So, let’s get this straight.
Austin is responsible for picking up litter, paying for landfill space, clearing out the debris that clogs stormwater drainage pipes and protecting the wildlife along city waterways that could choke on discarded plastic bags.
But cities can’t regulate the disposable plastic bags that contribute to all those problems.
The Texas Supreme Court’s recent ruling striking down Laredo’s plastic bag ban, likely dooming similar bans in Austin and other cities, illustrates the absurdity of the tug-of-war over local control.
State officials use their power to dissolve local ordinances they don’t agree with. Cities are stuck with the costs — financial and otherwise — of problems they’re not allowed to address.

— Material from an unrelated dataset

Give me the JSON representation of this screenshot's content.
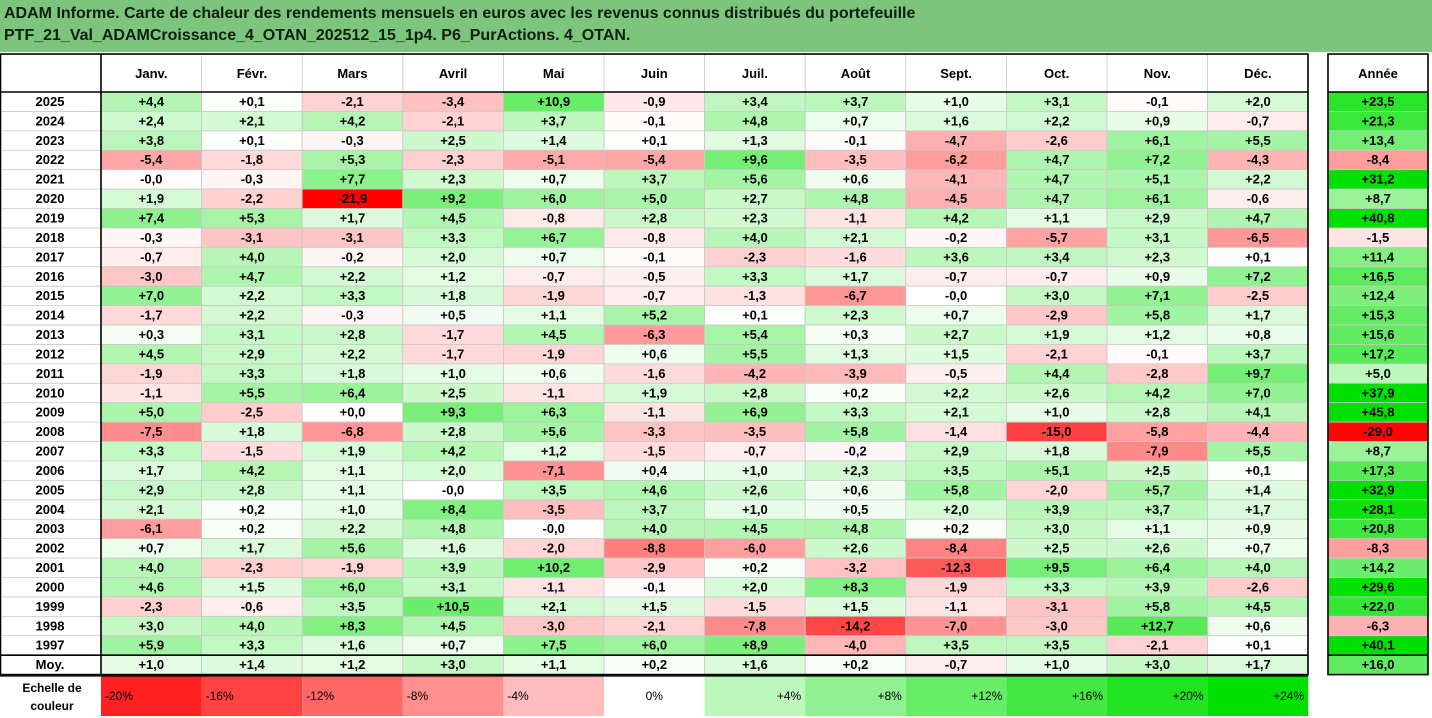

We’ve seen this show before, with the Legislature last year overturning the will of Austin voters on ride-hailing regulations for services like Uber and Lyft, and two years earlier overriding the decision by Denton voters to ban hydraulic fracking in their community.
Lawmakers couldn’t muster enough votes last year to kill city tree ordinances, outlaw transgender-friendly bathroom policies or further limit cities’ taxing abilities — all issues of local concern best left in the hands of local officials who are most responsive to the people they represent. But we expect the Legislature to resume those ideologically-driven battles when lawmakers return next year.
Indeed, if Gov. Greg Abbott had his way, there would be “a broad-based law by the state of Texas that says across the board, the state is going to pre-empt local regulations,” the governor told the Texas Conservative Coalition Research Institute last year.
While many of the local control battles have been waged at the statehouse, the plastic bag ban was decided by the all-Republican Texas Supreme Court, which opened its 19-page ruling by noting: “The roving, roiling debate over local control of public affairs has not, with increased age, lost any of its vigor.”
Nor have cities found a way to gain the upper hand, even when the benefit to the public is clear.
Austin’s plastic bag ban, which went into effect in 2013, led to Austinites using nearly 200 million fewer plastic bags a year, according to a 2015 report commissioned by the city. In that same report, crews with Austin’s Watershed Protection Department reported an “overwhelming decrease” in the bags they found littering waterways and clogging drainage areas, and the Austin Parks Foundation reported a 90 percent drop in plastic bags littering the city’s parks and trails.
Even so, Austin’s measure needed more work. The city ordinance allowed thicker, reusable plastic bags to be sold to customers who didn’t bring their own bags to the store. Unfortunately, far too many of those bags became throwaway items. Austinites sent an estimated 23 tons of those heavier plastic bags a year to the city’s recycling centers, the 2015 report found, nearly offsetting the benefit of keeping the single-use bags out of the recycling stream. And the recycling centers used by the city aren’t set up to recycle plastic film, so those bags end up in the landfill.
Texas law prohibits cities from regulating “containers” or “packages” in the realm of managing garbage. The Texas Supreme Court extended the reading of that law to prohibit cities from regulating disposable plastic bags that may someday become litter. The court’s ruling took a statute that had the stated purpose of protecting the environment and reducing waste, and used it to nullify municipal plastic bag bans that serve those very goals.
Two justices issued a concurring opinion acknowledging these plastics “have become a scourge on the environment and an economic drain,” and they urged the Legislature to address the disposable bag problem. Given previous efforts by GOP lawmakers to nullify local bag bans, we’re not holding our breath.
Austin’s attorneys are still examining the ruling to determine how the city’s ordinance is affected. Whatever happens next, though, residents and businesses can take simple steps to protect the environment.
After five years of reaching for their reusable bags before walking into a store, many Austin residents have made this earth-friendly practice a part of their daily lives. Residents should continue using their reusable bags, recognizing we all benefit by keeping disposable plastic bags from polluting the landscape.
Retailers should show their support of Austin values by not restocking the disposable plastic bags — and by getting rid of the thicker, reusable plastic bags that also frequently end up in the trash as well.
Stores should still provide heavier paper bags, which are recyclable, for customers who need them. By continuing to charge customers for paper bags, retailers can encourage use of reusable bags, reminding the public that single-use bags carry a cost to the community.
The Texas Supreme Court made the wrong call on plastic bag bans — but Austin residents and retailers can still do the right thing.